5.4.2 Prognostic index and distributions
A general prognostic index cannot be generated from a distribution, however the reverse transformation is very common in survival models. The vast majority of survival models are composed from a group-wise survival time estimate and an estimation of an individual’s prognostic index. This will be seen in detail in future chapters (particularly in Chapter 13 and Chapter 14) but in general it is very common for models to assume data follows either proportional hazards or accelerated failure time (Chapter 10). In this case models are formed of two components:
- A ‘simple’ model that can estimate the baseline hazard, \(\hat{h}_0\), or baseline survival function, \(\hat{S}_0\). Discussed further in Chapter 10, these are group-wise estimates that apply to the entire sample.
- A sophisticated algorithm that estimates the individual linear prediction, \(\hat{\eta}\).

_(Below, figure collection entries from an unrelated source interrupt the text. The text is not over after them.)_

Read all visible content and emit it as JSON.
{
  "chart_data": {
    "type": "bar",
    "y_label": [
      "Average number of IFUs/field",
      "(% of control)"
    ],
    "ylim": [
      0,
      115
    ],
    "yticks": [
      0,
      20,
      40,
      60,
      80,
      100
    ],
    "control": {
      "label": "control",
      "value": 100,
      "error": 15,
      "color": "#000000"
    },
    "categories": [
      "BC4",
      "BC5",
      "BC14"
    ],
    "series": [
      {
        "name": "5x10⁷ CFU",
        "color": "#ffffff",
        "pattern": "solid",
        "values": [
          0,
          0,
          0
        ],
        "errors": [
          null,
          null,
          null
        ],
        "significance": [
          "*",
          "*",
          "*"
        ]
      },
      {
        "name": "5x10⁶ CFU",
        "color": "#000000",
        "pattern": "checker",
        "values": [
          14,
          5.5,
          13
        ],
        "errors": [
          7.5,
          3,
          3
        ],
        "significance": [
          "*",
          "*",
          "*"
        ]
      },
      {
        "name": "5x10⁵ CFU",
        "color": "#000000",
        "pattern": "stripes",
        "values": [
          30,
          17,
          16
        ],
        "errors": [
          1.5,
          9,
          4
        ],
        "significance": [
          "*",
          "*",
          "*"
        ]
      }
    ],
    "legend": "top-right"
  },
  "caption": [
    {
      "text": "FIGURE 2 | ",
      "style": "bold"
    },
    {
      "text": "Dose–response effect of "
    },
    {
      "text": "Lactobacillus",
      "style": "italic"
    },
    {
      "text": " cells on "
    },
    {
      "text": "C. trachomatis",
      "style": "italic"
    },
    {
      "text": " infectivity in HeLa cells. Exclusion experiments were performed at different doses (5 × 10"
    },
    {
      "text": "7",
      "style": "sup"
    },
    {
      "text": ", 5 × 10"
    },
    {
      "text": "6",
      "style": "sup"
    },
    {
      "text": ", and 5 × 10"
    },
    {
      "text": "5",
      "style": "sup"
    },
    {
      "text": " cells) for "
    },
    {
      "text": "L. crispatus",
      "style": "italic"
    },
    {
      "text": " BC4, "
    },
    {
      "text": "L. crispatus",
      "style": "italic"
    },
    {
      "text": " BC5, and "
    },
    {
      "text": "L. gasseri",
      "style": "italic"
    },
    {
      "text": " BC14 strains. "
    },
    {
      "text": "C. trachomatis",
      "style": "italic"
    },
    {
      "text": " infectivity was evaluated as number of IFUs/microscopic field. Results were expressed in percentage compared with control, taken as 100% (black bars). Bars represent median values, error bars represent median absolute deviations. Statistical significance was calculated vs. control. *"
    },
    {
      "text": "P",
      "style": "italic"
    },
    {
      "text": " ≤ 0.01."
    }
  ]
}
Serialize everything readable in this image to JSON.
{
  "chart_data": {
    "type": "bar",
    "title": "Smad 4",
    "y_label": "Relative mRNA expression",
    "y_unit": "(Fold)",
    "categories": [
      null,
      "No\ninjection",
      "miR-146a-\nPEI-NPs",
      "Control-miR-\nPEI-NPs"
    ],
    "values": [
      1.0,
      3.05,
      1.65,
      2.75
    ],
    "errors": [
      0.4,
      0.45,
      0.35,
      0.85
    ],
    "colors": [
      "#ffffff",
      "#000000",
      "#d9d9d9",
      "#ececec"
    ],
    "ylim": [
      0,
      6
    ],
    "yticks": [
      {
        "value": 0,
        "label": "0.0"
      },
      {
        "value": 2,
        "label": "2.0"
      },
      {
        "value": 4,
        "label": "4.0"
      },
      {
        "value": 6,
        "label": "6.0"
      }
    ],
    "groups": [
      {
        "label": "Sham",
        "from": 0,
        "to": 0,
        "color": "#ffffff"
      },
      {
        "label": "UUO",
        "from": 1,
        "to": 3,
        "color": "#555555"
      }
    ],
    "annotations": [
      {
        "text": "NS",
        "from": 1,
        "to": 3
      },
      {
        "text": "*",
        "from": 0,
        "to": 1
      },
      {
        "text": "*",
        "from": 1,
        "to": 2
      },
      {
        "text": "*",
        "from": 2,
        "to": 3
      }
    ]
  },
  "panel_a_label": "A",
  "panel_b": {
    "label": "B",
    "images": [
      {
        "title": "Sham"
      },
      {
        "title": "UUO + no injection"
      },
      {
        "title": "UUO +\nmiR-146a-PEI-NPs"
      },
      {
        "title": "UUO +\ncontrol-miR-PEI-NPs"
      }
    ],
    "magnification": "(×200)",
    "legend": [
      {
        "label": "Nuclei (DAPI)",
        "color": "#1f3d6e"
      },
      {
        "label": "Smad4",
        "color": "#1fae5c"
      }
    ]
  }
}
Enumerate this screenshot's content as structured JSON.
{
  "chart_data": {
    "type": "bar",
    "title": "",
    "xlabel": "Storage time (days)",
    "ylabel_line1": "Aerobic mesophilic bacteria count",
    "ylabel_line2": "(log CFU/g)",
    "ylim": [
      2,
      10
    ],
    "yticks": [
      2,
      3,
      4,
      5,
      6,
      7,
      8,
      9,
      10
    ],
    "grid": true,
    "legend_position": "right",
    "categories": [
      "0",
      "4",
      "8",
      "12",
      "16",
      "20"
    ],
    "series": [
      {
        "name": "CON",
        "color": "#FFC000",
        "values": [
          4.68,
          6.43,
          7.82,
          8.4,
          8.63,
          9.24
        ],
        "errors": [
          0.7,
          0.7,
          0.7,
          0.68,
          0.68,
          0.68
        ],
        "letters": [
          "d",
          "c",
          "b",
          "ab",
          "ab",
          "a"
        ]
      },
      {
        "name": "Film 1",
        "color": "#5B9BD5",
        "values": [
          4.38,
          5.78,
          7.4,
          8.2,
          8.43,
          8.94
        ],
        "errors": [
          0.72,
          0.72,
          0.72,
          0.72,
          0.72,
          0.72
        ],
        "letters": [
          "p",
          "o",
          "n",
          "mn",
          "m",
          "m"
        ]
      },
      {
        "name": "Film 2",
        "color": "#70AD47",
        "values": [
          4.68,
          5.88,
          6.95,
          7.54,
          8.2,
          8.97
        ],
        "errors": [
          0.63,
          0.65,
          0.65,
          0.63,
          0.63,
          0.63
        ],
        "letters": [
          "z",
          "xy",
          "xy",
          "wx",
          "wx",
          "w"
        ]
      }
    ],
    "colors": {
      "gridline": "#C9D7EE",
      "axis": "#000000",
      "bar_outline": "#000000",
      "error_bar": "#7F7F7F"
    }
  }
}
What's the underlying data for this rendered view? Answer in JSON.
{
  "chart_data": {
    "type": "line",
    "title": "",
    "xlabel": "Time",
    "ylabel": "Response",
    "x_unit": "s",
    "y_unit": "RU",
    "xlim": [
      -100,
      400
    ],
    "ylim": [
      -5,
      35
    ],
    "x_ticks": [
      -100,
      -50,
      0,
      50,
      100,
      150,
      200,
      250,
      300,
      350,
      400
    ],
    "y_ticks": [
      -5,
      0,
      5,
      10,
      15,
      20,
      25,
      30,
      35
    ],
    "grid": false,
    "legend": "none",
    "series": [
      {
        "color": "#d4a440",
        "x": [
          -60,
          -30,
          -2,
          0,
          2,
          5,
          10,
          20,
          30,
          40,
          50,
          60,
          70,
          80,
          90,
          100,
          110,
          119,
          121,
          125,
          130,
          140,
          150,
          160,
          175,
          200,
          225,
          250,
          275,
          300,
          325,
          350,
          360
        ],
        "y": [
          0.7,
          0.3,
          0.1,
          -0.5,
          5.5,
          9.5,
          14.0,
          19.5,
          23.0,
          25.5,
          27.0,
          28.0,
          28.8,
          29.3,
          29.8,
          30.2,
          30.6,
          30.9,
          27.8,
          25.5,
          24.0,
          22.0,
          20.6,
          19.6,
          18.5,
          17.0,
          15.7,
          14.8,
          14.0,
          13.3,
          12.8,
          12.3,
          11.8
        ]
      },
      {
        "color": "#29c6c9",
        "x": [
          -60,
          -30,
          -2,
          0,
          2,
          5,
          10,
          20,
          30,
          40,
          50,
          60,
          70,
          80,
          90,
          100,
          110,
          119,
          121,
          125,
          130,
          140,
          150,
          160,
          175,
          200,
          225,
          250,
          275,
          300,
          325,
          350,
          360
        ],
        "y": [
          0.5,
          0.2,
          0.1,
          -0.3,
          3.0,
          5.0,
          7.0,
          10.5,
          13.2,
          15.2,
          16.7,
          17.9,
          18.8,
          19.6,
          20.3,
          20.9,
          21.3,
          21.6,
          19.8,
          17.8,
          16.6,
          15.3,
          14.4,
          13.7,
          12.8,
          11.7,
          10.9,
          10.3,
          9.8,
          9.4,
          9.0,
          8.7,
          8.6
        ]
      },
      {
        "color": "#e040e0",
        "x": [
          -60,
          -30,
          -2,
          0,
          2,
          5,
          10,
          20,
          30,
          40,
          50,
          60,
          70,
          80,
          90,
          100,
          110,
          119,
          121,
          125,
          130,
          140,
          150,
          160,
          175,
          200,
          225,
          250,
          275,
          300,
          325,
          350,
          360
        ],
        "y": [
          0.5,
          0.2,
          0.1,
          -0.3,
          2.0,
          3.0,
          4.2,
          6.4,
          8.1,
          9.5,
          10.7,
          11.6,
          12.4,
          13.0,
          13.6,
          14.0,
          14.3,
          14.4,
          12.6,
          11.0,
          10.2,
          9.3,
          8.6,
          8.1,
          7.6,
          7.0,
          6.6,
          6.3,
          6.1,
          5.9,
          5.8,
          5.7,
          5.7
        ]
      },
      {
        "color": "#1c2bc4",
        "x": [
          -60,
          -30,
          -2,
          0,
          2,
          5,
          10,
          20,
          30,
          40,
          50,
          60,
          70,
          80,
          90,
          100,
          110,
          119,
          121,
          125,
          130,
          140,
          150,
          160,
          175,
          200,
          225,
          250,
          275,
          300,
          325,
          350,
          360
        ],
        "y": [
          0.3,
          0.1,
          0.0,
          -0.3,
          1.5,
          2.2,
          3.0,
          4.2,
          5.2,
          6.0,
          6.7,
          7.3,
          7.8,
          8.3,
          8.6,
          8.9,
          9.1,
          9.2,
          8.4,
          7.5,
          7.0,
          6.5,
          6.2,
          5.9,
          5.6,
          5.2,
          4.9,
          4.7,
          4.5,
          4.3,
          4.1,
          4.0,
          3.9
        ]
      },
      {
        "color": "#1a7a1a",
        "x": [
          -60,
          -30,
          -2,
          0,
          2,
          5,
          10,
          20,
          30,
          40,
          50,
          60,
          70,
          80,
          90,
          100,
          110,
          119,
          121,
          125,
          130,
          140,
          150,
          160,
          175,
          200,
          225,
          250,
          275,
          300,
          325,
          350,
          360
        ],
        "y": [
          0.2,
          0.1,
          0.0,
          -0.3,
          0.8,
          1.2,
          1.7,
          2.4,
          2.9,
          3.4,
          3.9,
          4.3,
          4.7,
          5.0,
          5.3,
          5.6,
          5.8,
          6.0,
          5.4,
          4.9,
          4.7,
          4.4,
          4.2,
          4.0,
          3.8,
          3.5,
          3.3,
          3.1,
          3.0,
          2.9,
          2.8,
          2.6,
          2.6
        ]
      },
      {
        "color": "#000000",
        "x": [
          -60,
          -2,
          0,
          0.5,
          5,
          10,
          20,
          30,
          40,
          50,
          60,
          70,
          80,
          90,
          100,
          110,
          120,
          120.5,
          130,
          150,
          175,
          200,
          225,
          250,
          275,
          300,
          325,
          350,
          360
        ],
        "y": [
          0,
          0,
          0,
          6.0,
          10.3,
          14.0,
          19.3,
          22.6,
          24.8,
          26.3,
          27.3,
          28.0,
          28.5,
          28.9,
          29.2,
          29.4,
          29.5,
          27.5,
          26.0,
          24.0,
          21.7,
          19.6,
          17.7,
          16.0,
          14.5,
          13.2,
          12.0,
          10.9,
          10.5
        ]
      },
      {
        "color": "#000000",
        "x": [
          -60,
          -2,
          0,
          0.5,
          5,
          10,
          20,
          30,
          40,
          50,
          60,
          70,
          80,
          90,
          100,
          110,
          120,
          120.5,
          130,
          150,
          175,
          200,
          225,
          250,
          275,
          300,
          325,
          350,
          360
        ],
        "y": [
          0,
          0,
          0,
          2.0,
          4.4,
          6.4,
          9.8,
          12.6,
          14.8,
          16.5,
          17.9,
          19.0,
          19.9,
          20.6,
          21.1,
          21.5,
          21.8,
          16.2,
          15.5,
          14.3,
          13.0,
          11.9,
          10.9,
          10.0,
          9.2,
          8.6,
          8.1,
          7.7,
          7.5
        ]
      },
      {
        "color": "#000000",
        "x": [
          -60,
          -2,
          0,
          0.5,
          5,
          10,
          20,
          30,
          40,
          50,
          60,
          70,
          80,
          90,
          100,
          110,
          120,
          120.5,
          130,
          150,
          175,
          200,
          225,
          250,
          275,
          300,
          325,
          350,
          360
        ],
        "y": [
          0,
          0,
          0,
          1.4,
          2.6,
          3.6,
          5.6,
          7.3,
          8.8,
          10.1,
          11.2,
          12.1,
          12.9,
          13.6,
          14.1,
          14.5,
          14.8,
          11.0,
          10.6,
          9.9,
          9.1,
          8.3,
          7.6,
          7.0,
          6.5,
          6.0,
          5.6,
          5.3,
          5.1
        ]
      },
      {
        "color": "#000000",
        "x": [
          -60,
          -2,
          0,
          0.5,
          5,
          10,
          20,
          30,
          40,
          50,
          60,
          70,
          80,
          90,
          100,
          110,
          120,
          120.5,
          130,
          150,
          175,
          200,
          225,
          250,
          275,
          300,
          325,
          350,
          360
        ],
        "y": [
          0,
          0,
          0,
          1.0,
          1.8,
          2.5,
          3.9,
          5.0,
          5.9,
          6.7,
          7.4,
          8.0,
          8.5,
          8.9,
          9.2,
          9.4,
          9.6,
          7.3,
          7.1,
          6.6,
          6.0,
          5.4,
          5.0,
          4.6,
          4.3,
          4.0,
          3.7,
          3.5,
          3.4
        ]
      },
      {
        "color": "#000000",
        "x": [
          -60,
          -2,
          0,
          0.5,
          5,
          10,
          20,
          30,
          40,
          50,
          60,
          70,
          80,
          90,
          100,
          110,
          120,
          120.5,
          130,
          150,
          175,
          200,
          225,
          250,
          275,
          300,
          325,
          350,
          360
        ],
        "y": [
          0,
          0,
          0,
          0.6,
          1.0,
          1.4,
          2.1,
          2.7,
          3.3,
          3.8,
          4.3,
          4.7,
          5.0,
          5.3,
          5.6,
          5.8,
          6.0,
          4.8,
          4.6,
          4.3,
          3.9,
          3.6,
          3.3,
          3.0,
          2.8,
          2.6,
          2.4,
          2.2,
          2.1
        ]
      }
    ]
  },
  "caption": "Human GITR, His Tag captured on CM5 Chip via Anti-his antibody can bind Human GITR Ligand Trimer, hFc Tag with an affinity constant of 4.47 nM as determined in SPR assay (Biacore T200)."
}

These are composed as either:
- \(\hat{h}_0(t)\exp(\hat{\eta})\) if proportional hazards is assumed; or
- \(\hat{h}_0(\exp(-\hat{\eta})t)\exp(-\hat{\eta})\) for accelerated failure time models.
5.5 Beyond single-event
In Chapter 4, competing risks and multi-state models were introduced with a focus on estimating probability distributions.
In the competing risks setting, ‘survival time’ is ill-defined, it is ambiguous whether this refers to the time until a specific event or until any event takes place. In principle, one could apply the RMSE approach to the all-cause survival function, though this is uncommon in practice. Analogous to the single-event setting, a cause-specific prognostic index can be derived from a cause-specific cumulative incidence function, and vice versa. One might also consider transformations based on all-cause risk, but again such approaches are rarely used in applied settings.
In multi-state models, the primary prediction targets are transition probabilities between states over time (Section 4.3). Unlike standard survival settings, there is no single notion of a ‘survival time’. Instead, one can estimate the sojourn time, which is the expected time spent in a given state, using the estimated transition probabilities. This is particularly well-defined in Markov or semi-Markov models, where sojourn times follow from standard stochastic process theory. These derivations are beyond the scope of this book; for further detail, see for example (Ibe 2013).